Comprised of two parts, one on early modern history, and one on modern history, this talk attempts to problematize the traditional association of both Confucianism and broader ideas of a Sinosphere with Chinese culture and identity.
The first part of the talk argues that by the early modern period (at least by 1650) Confucianism operated across East Asia, both in configurations of culture and identity, and through institutional frameworks like diplomacy, in ways where it was clearly differentiated as a universalist paradigm against ethnic and cultural conceptions related to states. This was the case in Vietnam, Japan, Korea, but also in China. This differentiation relied upon shared understandings for how universalist paradigms could interact with a diversity of ethnic, cultural and national identities in different states, and an inherent acceptance of that diversity.

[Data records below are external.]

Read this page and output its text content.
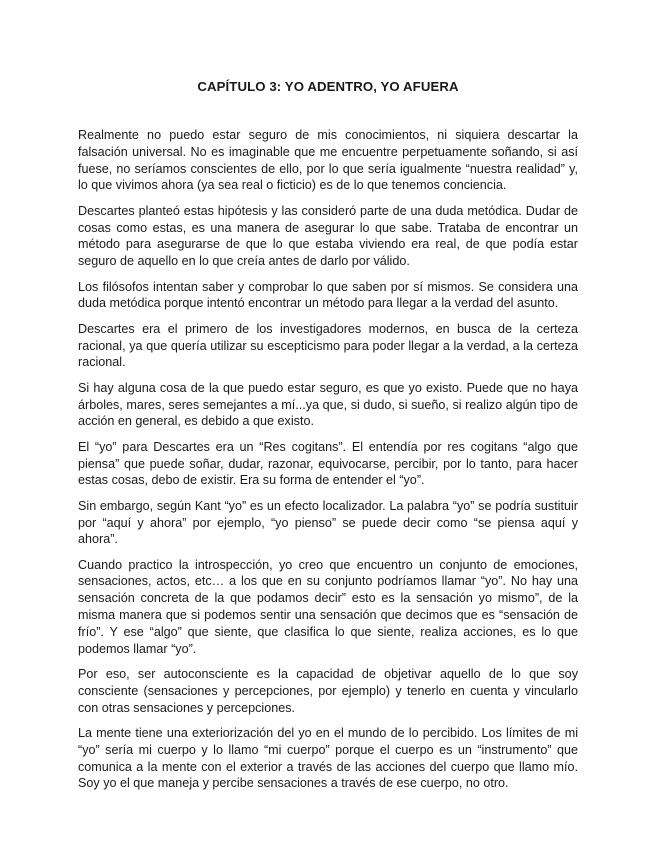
CAPÍTULO 3: YO ADENTRO, YO AFUERA

Realmente no puedo estar seguro de mis conocimientos, ni siquiera descartar la falsación universal. No es imaginable que me encuentre perpetuamente soñando, si así fuese, no seríamos conscientes de ello, por lo que sería igualmente “nuestra realidad” y, lo que vivimos ahora (ya sea real o ficticio) es de lo que tenemos conciencia.

Descartes planteó estas hipótesis y las consideró parte de una duda metódica. Dudar de cosas como estas, es una manera de asegurar lo que sabe. Trataba de encontrar un método para asegurarse de que lo que estaba viviendo era real, de que podía estar seguro de aquello en lo que creía antes de darlo por válido.

Los filósofos intentan saber y comprobar lo que saben por sí mismos. Se considera una duda metódica porque intentó encontrar un método para llegar a la verdad del asunto.

Descartes era el primero de los investigadores modernos, en busca de la certeza racional, ya que quería utilizar su escepticismo para poder llegar a la verdad, a la certeza racional.

Si hay alguna cosa de la que puedo estar seguro, es que yo existo. Puede que no haya árboles, mares, seres semejantes a mí...ya que, si dudo, si sueño, si realizo algún tipo de acción en general, es debido a que existo.

El “yo” para Descartes era un “Res cogitans”. El entendía por res cogitans “algo que piensa” que puede soñar, dudar, razonar, equivocarse, percibir, por lo tanto, para hacer estas cosas, debo de existir. Era su forma de entender el “yo”.

Sin embargo, según Kant “yo” es un efecto localizador. La palabra “yo” se podría sustituir por “aquí y ahora” por ejemplo, “yo pienso” se puede decir como “se piensa aquí y ahora”.

Cuando practico la introspección, yo creo que encuentro un conjunto de emociones, sensaciones, actos, etc… a los que en su conjunto podríamos llamar “yo”. No hay una sensación concreta de la que podamos decir” esto es la sensación yo mismo”, de la misma manera que si podemos sentir una sensación que decimos que es “sensación de frío”. Y ese “algo” que siente, que clasifica lo que siente, realiza acciones, es lo que podemos llamar “yo”.

Por eso, ser autoconsciente es la capacidad de objetivar aquello de lo que soy consciente (sensaciones y percepciones, por ejemplo) y tenerlo en cuenta y vincularlo con otras sensaciones y percepciones.

La mente tiene una exteriorización del yo en el mundo de lo percibido. Los límites de mi “yo” sería mi cuerpo y lo llamo “mi cuerpo” porque el cuerpo es un “instrumento” que comunica a la mente con el exterior a través de las acciones del cuerpo que llamo mío. Soy yo el que maneja y percibe sensaciones a través de ese cuerpo, no otro.
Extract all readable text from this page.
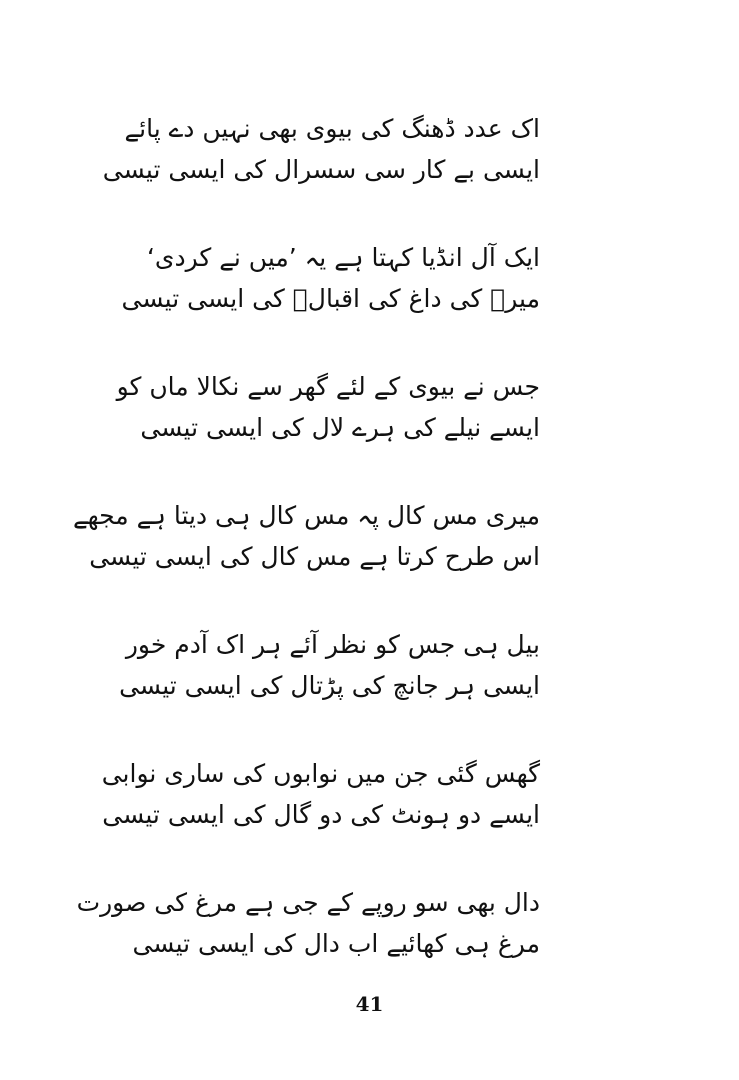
اک عدد ڈھنگ کی بیوی بھی نہیں دے پائے
ایسی بے کار سی سسرال کی ایسی تیسی
ایک آل انڈیا کہتا ہے یہ ’میں نے کردی‘
میرؔ کی داغ کی اقبالؔ کی ایسی تیسی
جس نے بیوی کے لئے گھر سے نکالا ماں کو
ایسے نیلے کی ہرے لال کی ایسی تیسی
میری مس کال پہ مس کال ہی دیتا ہے مجھے
اس طرح کرتا ہے مس کال کی ایسی تیسی
بیل ہی جس کو نظر آئے ہر اک آدم خور
ایسی ہر جانچ کی پڑتال کی ایسی تیسی
گھس گئی جن میں نوابوں کی ساری نوابی
ایسے دو ہونٹ کی دو گال کی ایسی تیسی
دال بھی سو روپے کے جی ہے مرغ کی صورت
مرغ ہی کھائیے اب دال کی ایسی تیسی
41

The second part of the talk argues that in the modern period (particularly after the 1880s), in a global political context much less open to diversity, ownership of a more narrowly defined Confucianism was rather fought out between the different nation states, with Japan in particular powerfully employing Confucianism as a key plank in its pan-Asian ideology of imperialism in East and Southeast Asia. This kind of nationalist employment was later replicated in ROC Taiwan, South Vietnam and other states. In both the early modern and modern examples discussed, Japanese states, thinkers, and examples provide a particularly clear insight into complex ways that ideas of Sinosphere and Confucianism were disengaged from simple concepts of China during both these periods.